PROGRESS AND COMPLAINTS
- Normal progression: most meniscus tears do not heal on their own. The meniscus must be surgically removed or removed. If the meniscus has to be removed, the function of the knee joint will be greatly affected later.
- Complications: If the meniscal tear is not treated, it will cause joint jamming, affecting the patient's movement soon and later causing joint degeneration.
TREATMENT
Stuck in joints due to meniscus tear
- Anesthetize the knee joint with novocaine 1% ´ 20 mL, wait for about 10 minutes, slowly flex, stretch and rotate the leg to clear the joint jam.
Torn meniscus
Treatment methods are based on definitive diagnosis through arthroscopy.
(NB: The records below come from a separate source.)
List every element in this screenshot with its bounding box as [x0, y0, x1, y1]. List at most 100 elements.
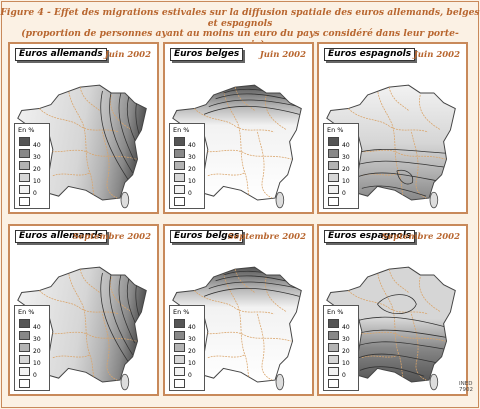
legend-tick: 10: [342, 178, 350, 185]
legend-tick: 40: [342, 142, 350, 149]
legend-swatch: [328, 149, 339, 158]
region-boundary: [377, 89, 406, 201]
region-boundary: [223, 89, 252, 201]
legend-tick: 40: [188, 324, 196, 331]
legend-swatch: [328, 367, 339, 376]
map-panel: Euros allemands Juin 2002 En % 40 30 20 10 0: [8, 42, 159, 214]
title-line-1: Figure 4 - Effet des migrations estivale…: [0, 7, 480, 29]
legend-swatch: [174, 197, 185, 206]
legend-tick: 0: [33, 190, 37, 197]
isoline: [118, 274, 135, 344]
legend-title: En %: [327, 126, 344, 134]
legend: En % 40 30 20 10 0: [14, 123, 50, 209]
corsica: [429, 191, 439, 209]
region-boundary: [79, 87, 100, 111]
region-boundary: [68, 89, 97, 201]
corsica: [275, 373, 285, 391]
isoline: [353, 341, 444, 350]
legend-swatch: [328, 379, 339, 388]
credit-line-2: 7902: [459, 387, 473, 393]
legend-tick: 20: [188, 348, 196, 355]
region-boundary: [193, 290, 275, 315]
corsica: [120, 191, 130, 209]
legend-swatch: [328, 343, 339, 352]
isoline: [359, 366, 425, 377]
legend-tick: 30: [188, 336, 196, 343]
legend-swatch: [174, 367, 185, 376]
credit: INED 7902: [459, 381, 473, 393]
panel-label: Euros belges: [170, 48, 244, 61]
isoline: [215, 93, 294, 102]
legend-swatch: [19, 355, 30, 364]
legend-swatch: [19, 137, 30, 146]
legend-tick: 20: [33, 348, 41, 355]
isoline: [109, 90, 133, 173]
legend-swatch: [19, 185, 30, 194]
legend-swatch: [328, 173, 339, 182]
map-panel: Euros espagnols Septembre 2002 En % 40 30 20 1…: [317, 224, 468, 396]
legend-swatch: [328, 161, 339, 170]
corsica: [120, 373, 130, 391]
legend-tick: 10: [33, 178, 41, 185]
region-boundary: [357, 331, 446, 342]
region-boundary: [411, 313, 427, 381]
legend-swatch: [19, 367, 30, 376]
corsica: [429, 373, 439, 391]
region-boundary: [193, 108, 275, 133]
legend-tick: 20: [342, 166, 350, 173]
legend-tick: 10: [33, 360, 41, 367]
region-boundary: [38, 108, 120, 133]
region-boundary: [257, 131, 273, 199]
map-panel: Euros belges Juin 2002 En % 40 30 20 10 0: [163, 42, 314, 214]
legend-tick: 0: [342, 372, 346, 379]
isoline: [355, 353, 436, 363]
legend-swatch: [19, 343, 30, 352]
legend-tick: 20: [188, 166, 196, 173]
legend-swatch: [19, 149, 30, 158]
legend-tick: 30: [33, 336, 41, 343]
legend-swatch: [174, 355, 185, 364]
legend-swatch: [174, 161, 185, 170]
legend-swatch: [328, 137, 339, 146]
legend-tick: 40: [33, 324, 41, 331]
isoline: [353, 148, 448, 154]
legend-swatch: [174, 173, 185, 182]
panel-date: Juin 2002: [104, 50, 151, 60]
legend-swatch: [19, 319, 30, 328]
legend-swatch: [19, 379, 30, 388]
map-panel: Euros belges Septembre 2002 En % 40 30 20 10 0: [163, 224, 314, 396]
legend: En % 40 30 20 10 0: [323, 123, 359, 209]
panel-date: Septembre 2002: [381, 232, 460, 242]
region-boundary: [419, 94, 441, 131]
region-boundary: [419, 276, 441, 313]
legend-swatch: [328, 185, 339, 194]
legend-swatch: [174, 319, 185, 328]
legend-title: En %: [18, 308, 35, 316]
legend-tick: 20: [342, 348, 350, 355]
region-boundary: [388, 87, 409, 111]
legend-tick: 40: [33, 142, 41, 149]
region-boundary: [79, 269, 100, 293]
panel-label: Euros allemands: [15, 48, 107, 61]
region-boundary: [347, 290, 429, 315]
region-boundary: [361, 354, 400, 359]
legend-swatch: [328, 319, 339, 328]
region-boundary: [207, 172, 246, 177]
legend-tick: 0: [33, 372, 37, 379]
panel-date: Juin 2002: [259, 50, 306, 60]
region-boundary: [48, 149, 137, 160]
legend: En % 40 30 20 10 0: [14, 305, 50, 391]
isoline: [100, 272, 130, 363]
region-boundary: [257, 313, 273, 381]
region-boundary: [68, 271, 97, 383]
isoline: [109, 272, 133, 355]
region-boundary: [223, 271, 252, 383]
legend-tick: 30: [342, 336, 350, 343]
legend-tick: 10: [188, 360, 196, 367]
region-boundary: [265, 94, 287, 131]
region-boundary: [388, 269, 409, 293]
legend-title: En %: [18, 126, 35, 134]
legend-tick: 30: [342, 154, 350, 161]
legend-tick: 40: [188, 142, 196, 149]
Trước đây, khi phẫu thuật nội soi chưa phát triển thì chủ yếu là mổ mở vào lấy bỏ toàn bộ sụn chêm. Sau mổ cast đùi – cổ chân ba tuần, sau khi bỏ bột cho bệnh nhân tập đứng, tập đi kết hợp điều trị lý liệu. Sau sáu tuần có thể gấp duỗi gối bình thường.
Currently, in places equipped with endoscopic knee arthroscopy for diagnosis, if there is damage to the meniscus, remove the meniscus or suture if only the meniscal tear is at the margin (perfused). By laparoscopic surgery, it is possible to precisely cut the lesion and keep the healthy part.
Patients undergoing laparoscopic surgery only need motionless in the first 3-5 days after surgery, then, put on crutches with increasing pressure on the painful leg, after three weeks can walk normally. Many sports athletes after laparoscopic meniscus removal still retain their old achievements.